So in Part 1 of Friday's adventures I mentioned that it was windy--sheesh. This cardinal photo isn't the best, but you can see how the wind is blowing his crest up. I was kind of the wuss about the cold. When Hellziggy and I were watching the tree swallows being whipped over the water, I suggested lunch and then birding from a nature center. Sensible and warm.
We went to the Minnesota River Valley Headquarters and did get quite a show from the turkeys. A tom and two hens came by and you could see another young tom keeping his distance. One of the females stayed behind to eat when the older tom left with a female. The young tom made his move, gradually foraging closer and closer to the hen. She was flirting right back, working her way towards him though appearing oblivious.
We weren't the only ones who had the idea of birding from a nature center. An older gentleman from Sweden came in. He was in town visiting his month old grandson. Come to find out that years ago he banded osprey and golden eagles. When I shook his hand--he had a firm grip--much needed for banding goldens (there were also a few scars from fast talons). He was very excited with just the basic birds, especially this red-bellied woodpecker.
As someone mentioned in the comments earlier, there is a great horned owl nest at Wood Lake Nature Center.

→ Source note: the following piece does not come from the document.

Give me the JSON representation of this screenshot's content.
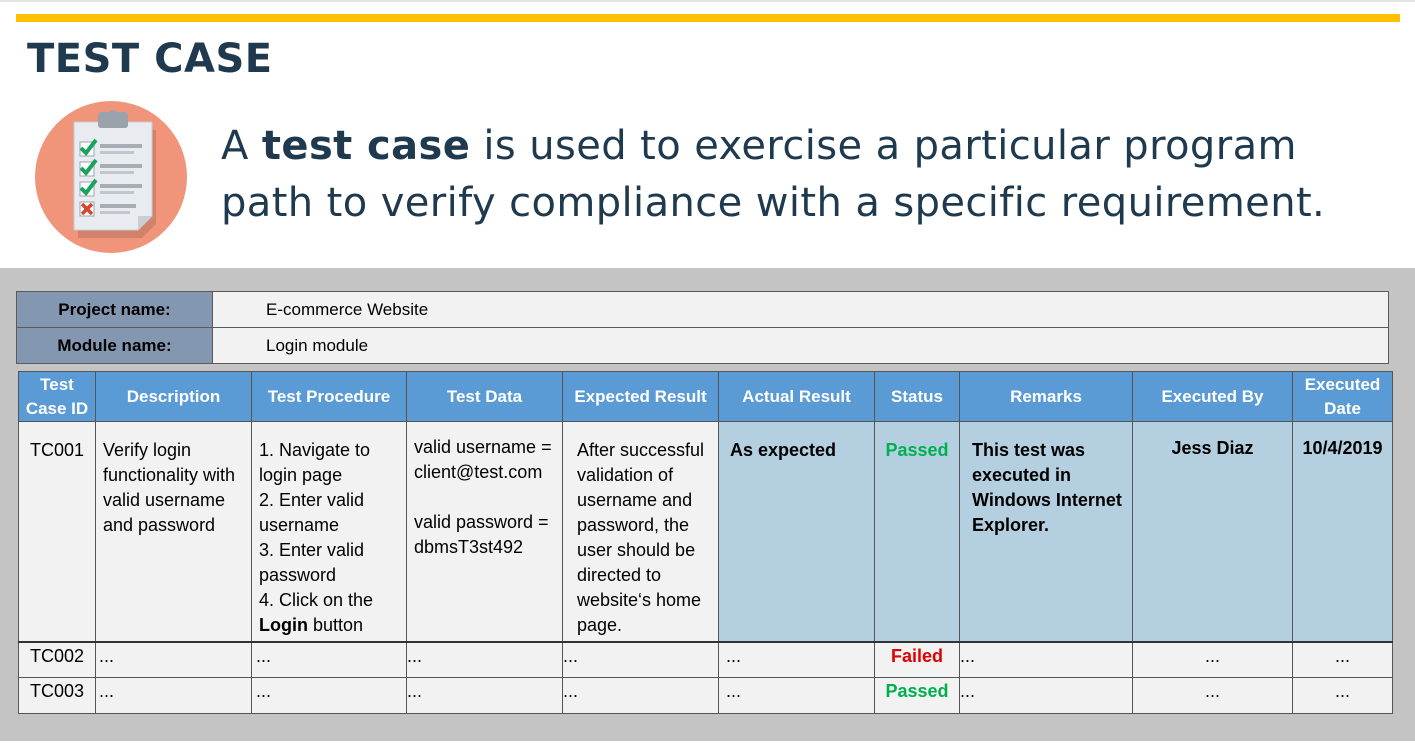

We ended our day there. We only saw the female precariously perched on a small squirrel nest. When I met up with Stan Saturday night for our woodcock trip, he showed me photos he had taken that day with a half grown chick sitting next to the female in the nest. I think with the cold wind, she was incubating it when we were there.
Now, before anyone gets their undies in a bunch about me posting this owl nest let me clarify that the nest is right over an intersection of three paths right next to the nature center. Wood Lake naturalists are taking groups out there daily to look at the nest--many walk under it and the owls don't care. These owls made the informed decision to take over a nest in a well traveled area--these owls are not worried by humans. We watched a group of 14 walk right under the nest while I took this photo and she did not freak out.
I was surprised by how small the nest is, but I was told that it was much larger until last week when the wind started taking it away blow by blow, leaf by leaf. Based on Stan's photo of the chick, it is old enough for the "brancher" stage. This is when young owls still are unable to fly but have very strong feet--strong enough to stay on a branch in a stiff wind or to climb a tree trunk if they get blown down. Young owls are more in danger of being imprinted when raised by well-intentioned but uninformed people worrying they are out of the nest too soon.
I ended the day by going to a book signing by Mike Farrel (yeah, that's BJ from MASH) at Magers and Quinn. Our friend Ari Hoptman (very, very funny man--listen to his stuff on his website) is a huge MASH fan. He and Non Birding Bill share MASH trivia all the time. Mike's book is about his life from actor to activist. I wasn't sure if Ari could make it, so I went over to grab a book and have it autographed--the book store was packed. I lurked in the bird book section and listened during Mike's talk--it was interesting, he did a Q and A and he said first thing that he was happy to answer MASH questions, but my socially conscious neighborhood was more interested in his activism. Mike more than once said, "Please, I'll take MASH questions, don't hesitate to ask." The serious questions continued and then I heard Mike say he'd take two more questions and one of them turned out to be a MASH question--I also recognized the voice as Ari's. When it was over the signing started, Ari hadn't had a chance to buy the book yet so I gave him the copy I picked up and was even able to snap his photo while Mike signed away (above). Ari tried to say to Mike how much he appreciated his work and I said, "Oh Ari, don't pretend, you know you're here for the MASH."
Mike smiled and Ari called me a scamp and didn't kill me. Ah, good times.